E.g. if you have "disk" A+B
and suddenly at one boot B is not there. Now you have only A and one
would think that A should register that B has been missing. Now on the
next boot you have AB , in which case B is likely to have diverged from
A since A has been mounted without B present - so even if both devices
are present why would btrfs blindly accept that both A+B are good to go
even if it should be perfectly possible to register in A that B was
gone. And if you have B without A it should be the same story right?

OK no, you haven't gone far enough to setup the split brain scenario
where there is a partially legitimate complaint. Prior to split brain,
it's entirely reasonable for Btrfs to mount *when you use the degraded
mount option* - it does not blindly mount. And if you've ever done
exactly what you wrote in the above paragraph, you'd see Btrfs
*complains vociferously* about all the errors it's passively finding
and fixing. If you want a more active method of getting device B
caught up with A automatically - that's completely reasonable, and
something people have been saying for some time, but it takes a design
proposal, and code.

As for split brain scenario, it is only the user's manual intervention
with multiple 'degraded' mount options (which again, is not the
default) that caused the volume to arrive in such a state. Would it be
wise to have some additional error checking? Sure. Someone would need
to step up with a design and to do code work, same as any other
feature. Maybe a rudimentary check would be comparing the timestamps
for leaves or nodes ostensibly with the same transid, but in any case
that doesn't just happen for free.
And even then it couldn't be made truly reliable, because data from old transactions may be arbitrarily overwritten at any point after the next transaction (and is just plain gone if you're using the `discard` mount option).

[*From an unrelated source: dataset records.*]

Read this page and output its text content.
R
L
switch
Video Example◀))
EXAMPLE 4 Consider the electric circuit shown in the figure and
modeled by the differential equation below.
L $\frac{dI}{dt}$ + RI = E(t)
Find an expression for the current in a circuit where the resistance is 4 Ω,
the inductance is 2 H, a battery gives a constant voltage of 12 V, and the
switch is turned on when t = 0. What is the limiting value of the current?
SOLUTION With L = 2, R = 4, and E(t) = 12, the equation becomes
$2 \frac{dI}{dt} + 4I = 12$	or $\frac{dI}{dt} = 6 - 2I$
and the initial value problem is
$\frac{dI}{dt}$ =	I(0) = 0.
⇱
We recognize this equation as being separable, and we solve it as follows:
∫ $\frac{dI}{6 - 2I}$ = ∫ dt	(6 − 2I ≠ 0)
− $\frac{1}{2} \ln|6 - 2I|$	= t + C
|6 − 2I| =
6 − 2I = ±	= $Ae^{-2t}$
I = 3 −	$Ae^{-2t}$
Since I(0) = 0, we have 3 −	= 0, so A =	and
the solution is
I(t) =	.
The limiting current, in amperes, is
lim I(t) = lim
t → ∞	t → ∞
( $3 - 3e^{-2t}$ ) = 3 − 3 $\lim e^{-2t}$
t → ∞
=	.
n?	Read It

So what you are saying is that the generation number does not
represent a true frozen state of the filesystem at that point?
It does _only_ for those devices which were present at the time of the
commit that incremented it.

So in other words devices that are not present can easily be marked /
defined as such at a later time?

That isn't how it currently works. When stale device B is subsequently
mounted (normally) along with device A, it's only passively fixed up.
Part of the point of non-automatic degraded mounts that require user
intervention is the lack of anything beyond simple error handling and
fixups.

Ok, not sure I still understand how/why systemd knows what devices are
part of btrfs (or md or lvm for that matter). I'll try to research this
a bit - thanks for the info!

It doesn't, not directly. It's from the previously mentioned udev
rule. For md, the assembly, delays, and fall back to running degraded,
are handled in dracut. But the reason why this is in udev is to
prevent a mount failure just because one or more devices are delayed;
basically it inserts a pause until the devices appear, and then
systemd issues the mount command.
Last I knew, it was systemd itself doing the pause, because we provide no real device for udev to wait on appearing.